Karen — a bone fide health care wonk — writes of the trouble she’s had navigating the insurance market with her brother, who was recently diagnosed with kidney failure. And the trouble is not because he didn’t have health coverage and it’s not because Karen doesn’t know how to speak to an insurance representative or read the policy details. The trouble, in other words, is not for the 15 percent of Americans who are uninsured. It’s for the 85 percent who have health care coverage.

The promise, of course, will be that you won’t have those cold-hearted insurance men with their uncaring actuarial tables and desire for profit making your rationing decisions. What is left unsaid is that the rationing decisions will still occur. (H/T QandO)

The Government’s rationing body said two drugs for advanced breast cancer and a rare form of stomach cancer were too expensive for the NHS.

The National Institute for Health and Clinical Excellence is expected to confirm guidance in the next few weeks that will effectively ban their use.

The move comes despite a pledge by Nice to be more flexible in giving life-extending drugs to terminally-ill cancer patients after a public outcry last year over ‘death sentence’ decisions. Leading campaigners last night said Nice had failed the ‘acid test’ of whether it really intended to give new priority to people with just a few months to live.
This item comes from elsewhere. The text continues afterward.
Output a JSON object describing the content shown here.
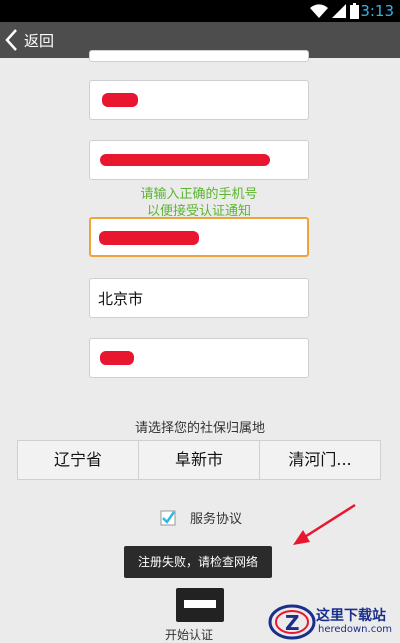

One drug, Lapatinib, can halve the speed of growth of breast cancer in one in five women with an aggressive form of the disease.

Dr Gillian Leng, Nice deputy chief executive, said ‘The committee concluded that Lapatinib is not a cost-effective use of NHS resources when compared with current treatment.’

Rationing is painful. Rationing sucks. When you buy insurance, or it’s given to everyone by the government, the assumption is that everything possible will be done to save your life — but it just isn’t true. You may believe that a few more months of your life is worth $100,000, or $500,000, or $500,000,000. But you’re not paying for it. The question isn’t “what is a few months of life worth?” The question is: “Who decides?”

I sincerely hope that nobody reading this is ever in the situation where a life-or-death medical decision is being made by someone thousands of miles away. But if it has to occur, do you really trust the government to make that decision? At least with private insurance, you have a choice between competing insurers based on who you think will make the decision in your best interest, and you can balance the cost of the insurance with the maximum payouts they’ll support. If we get single-payer, you get one-size-fits-all, even if it doesn’t fit you.